Published Dec 17, 2003
bedpan
265 Posts
I am sorry, but I am never going to be able to understand women.
A case in point -
How you can take boiling hot wax, pour it onto your upper thigh, rip the hair out by the root, and yet be afraid of a bug?
Spidey's mom, ADN, BSN, RN
11,305 Posts
I've never had anything waxed. I'm not afraid of bugs. I step on spiders. Tossed a black widow into the woodstove a couple of weeks ago.
steph
NICU_Nurse, BSN, RN
1,158 Posts
Darlin', *I* am the designated bug killer in this household.
My husband sees a spider or cockroach and he's up on a chair screaming at the top of his lungs like a little girl.
The same thing goes for any thing that could possibly be seen as "gross" in this house- cleaning the toilet, emptying expired and long-forgotten things out of the fridge, etc. Somebody vomiting? I'm cleaning it up. He blows his nose? It's going on my side of the bed in the trashcan because he can't bear the thought of sleeping next to snotty tissues.
In return, he is obligated to perform a number of hubby-designated duties, like fixing the cars without complaint, lugging out the trash, protecting me from armed villains who attempt to harm me, punching out people who offend me, etc.
Rapheal
814 Posts
I like bugs. Some are really beautiful, like dragonflies. But if I touch a cricket or a fly I feel ill. I can't kill them- but touching them repulses me. And I have been known to scream at the sight of a big hairy centipede.
What is it about the human psyche?

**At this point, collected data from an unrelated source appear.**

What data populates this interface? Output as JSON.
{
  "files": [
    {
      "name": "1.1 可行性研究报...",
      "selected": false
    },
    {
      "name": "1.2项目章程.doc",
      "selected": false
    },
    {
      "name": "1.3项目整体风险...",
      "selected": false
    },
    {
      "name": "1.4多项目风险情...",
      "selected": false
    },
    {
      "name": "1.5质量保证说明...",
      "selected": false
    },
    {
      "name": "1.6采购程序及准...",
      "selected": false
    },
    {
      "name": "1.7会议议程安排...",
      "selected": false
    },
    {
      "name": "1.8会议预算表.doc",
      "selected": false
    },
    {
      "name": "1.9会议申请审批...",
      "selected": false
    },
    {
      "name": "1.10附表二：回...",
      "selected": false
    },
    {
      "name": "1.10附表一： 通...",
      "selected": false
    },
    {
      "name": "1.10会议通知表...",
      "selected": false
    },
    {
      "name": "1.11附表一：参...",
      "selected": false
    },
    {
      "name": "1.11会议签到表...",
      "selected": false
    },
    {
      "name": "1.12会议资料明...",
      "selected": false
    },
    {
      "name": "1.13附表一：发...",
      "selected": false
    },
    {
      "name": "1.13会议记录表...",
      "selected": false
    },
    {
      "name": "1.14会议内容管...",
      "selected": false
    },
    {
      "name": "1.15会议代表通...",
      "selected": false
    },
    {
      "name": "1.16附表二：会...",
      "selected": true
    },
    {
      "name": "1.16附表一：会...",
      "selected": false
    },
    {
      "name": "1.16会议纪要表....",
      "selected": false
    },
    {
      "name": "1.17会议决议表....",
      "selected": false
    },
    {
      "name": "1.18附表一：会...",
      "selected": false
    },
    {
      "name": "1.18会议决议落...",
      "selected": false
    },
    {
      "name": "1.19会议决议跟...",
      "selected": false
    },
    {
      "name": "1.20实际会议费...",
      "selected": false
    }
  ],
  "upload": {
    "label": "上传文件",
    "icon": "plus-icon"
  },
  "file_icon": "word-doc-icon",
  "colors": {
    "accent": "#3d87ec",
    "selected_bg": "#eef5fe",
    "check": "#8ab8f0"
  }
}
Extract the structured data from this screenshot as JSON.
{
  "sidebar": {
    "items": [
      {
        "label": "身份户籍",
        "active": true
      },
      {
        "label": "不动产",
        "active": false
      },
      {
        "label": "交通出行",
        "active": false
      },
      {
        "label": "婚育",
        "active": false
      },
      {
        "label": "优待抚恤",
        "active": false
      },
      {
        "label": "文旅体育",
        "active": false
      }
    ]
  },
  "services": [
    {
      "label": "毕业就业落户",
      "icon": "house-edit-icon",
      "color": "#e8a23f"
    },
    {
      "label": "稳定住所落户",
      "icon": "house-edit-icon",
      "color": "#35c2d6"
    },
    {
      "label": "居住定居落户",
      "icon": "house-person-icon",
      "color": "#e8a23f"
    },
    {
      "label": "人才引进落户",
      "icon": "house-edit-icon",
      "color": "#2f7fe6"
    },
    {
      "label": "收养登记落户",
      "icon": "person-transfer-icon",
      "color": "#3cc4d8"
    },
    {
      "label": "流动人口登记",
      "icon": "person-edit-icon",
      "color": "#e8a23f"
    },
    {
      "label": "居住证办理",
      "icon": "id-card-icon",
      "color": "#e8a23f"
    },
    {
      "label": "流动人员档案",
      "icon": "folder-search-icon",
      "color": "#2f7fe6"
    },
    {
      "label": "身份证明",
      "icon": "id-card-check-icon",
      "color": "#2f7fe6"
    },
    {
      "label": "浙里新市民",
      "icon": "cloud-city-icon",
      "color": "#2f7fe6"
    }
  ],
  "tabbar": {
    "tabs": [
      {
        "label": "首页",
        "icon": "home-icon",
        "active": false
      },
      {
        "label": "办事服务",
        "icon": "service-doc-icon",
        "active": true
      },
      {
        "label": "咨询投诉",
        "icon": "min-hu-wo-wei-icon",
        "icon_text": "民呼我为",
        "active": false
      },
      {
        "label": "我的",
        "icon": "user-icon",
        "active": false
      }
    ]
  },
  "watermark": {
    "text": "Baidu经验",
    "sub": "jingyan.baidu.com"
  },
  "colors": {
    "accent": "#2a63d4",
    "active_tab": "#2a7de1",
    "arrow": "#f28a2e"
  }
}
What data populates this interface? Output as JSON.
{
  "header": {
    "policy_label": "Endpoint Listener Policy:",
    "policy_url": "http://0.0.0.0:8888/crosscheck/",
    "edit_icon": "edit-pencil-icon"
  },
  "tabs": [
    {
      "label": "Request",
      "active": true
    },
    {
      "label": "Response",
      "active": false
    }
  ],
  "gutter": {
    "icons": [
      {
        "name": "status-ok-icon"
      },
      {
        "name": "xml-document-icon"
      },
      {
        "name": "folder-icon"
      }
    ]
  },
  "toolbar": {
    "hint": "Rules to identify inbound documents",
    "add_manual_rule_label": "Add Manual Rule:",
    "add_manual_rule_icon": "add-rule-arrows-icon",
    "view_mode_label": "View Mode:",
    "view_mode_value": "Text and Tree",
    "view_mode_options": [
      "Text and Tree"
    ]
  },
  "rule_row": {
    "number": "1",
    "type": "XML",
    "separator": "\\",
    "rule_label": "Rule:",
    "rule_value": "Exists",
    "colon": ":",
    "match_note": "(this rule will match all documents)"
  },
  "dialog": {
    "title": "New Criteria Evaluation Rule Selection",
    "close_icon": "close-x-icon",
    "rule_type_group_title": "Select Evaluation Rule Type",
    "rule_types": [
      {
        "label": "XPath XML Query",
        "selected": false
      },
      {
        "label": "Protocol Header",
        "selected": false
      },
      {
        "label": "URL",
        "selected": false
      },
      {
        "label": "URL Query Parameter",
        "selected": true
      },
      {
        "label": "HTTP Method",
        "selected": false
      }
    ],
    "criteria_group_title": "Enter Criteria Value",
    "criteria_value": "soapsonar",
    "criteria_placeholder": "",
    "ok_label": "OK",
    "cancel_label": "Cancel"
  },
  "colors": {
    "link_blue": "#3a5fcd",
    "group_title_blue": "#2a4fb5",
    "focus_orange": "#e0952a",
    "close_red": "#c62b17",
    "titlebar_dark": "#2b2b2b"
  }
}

I can change the dressing on a stage 4 decubitis with no problem- but one day my husband had smashed his finger and the wound extended into his nail bed. I almost passed out! It was like - OMG that is so gross!
Token Male
76 Posts
I've devoted my life to understanding women; unsuccessfully. I still cannot work out the one I've been married to for 28 years.:kiss 28 years She keeps because she thinks I'm house broken
LeesieBug
717 Posts
I am the spider monitor in our house, too. We have an agreement: They may live in our house if they stay in the BASEMENT. When they come into my turf upstairs, WAMMO!
I have discussed this with them numerous times, my husband even made them a FLASH presentation on the subject, but some of them just don't get it!
LisaRN2B
366 Posts
Originally posted by bedpan I am sorry, but I am never going to be able to understand women. A case in point - How you can take boiling hot wax, pour it onto your upper thigh, rip the hair out by the root, and yet be afraid of a bug?
MUUUHAAAHAAAHAAHAHA! Scary, isn't it? :roll
teeituptom, BSN, RN
4,283 Posts
Im not going to comment at all on the wax on wax off thing
Ive been married almost 30 yrs, understanding is simple.
She is always right
I am always wrong
Never buy housewares for gifts even if asked to
Always buy jewelry for birthdays, anniversaries, holidays and dont forget any of them
always say Yes dear you are right, I am wrong, may I now please go play golf.
always put the seat down after your done
always say,,, Yes dear, you always look wonderfull,,,,,,no exceptions.
See its simple really
Makes life much easier
Doesnt take rocket science to figure that out!!!!!!
chris_at_lucas_RN, RN
1,895 Posts
I don't do the bikini wax thing, but I do have my brows (brow?? LOL) and chin (eeek!) done from time to time. It's not so bad...
Funny about bugs, etc. I too like them, especially praying mantisses and dragonflies.
We also have lots and lots of creative spiders around the house. They actually put their webs up IN FRONT of the motion detector porch lights--attracting the moths right to them!
A couple of others put their webs up between the carport and some very tall trees. We haven't seen them actually do it, but when we take the dogs out at night, there are the webs. Then, early the next morning, they are gone. It seems they put them up and take them down on a daily basis.
A couple of weeks ago, when we brought the plants inside for the winter, I noticed that between my little tabletop fountain (trying to get a little feng shui into my life) and the mother-in-law's tongue, there were a couple of webs, just single strands, with a couple of hundred little, teeny, tiny (NB?) spiders walking along them, to and fro, like the spider form of kids playing house.
Husband and I consulted on it, and determined that we would just take the plant back outside to let the little guys find appropriate homes. (We did, and they did.)
When I think it's a strange world in which we live, I realize I may be making a big contribution to that strangeness. (I think St. Francis must be living at our house.)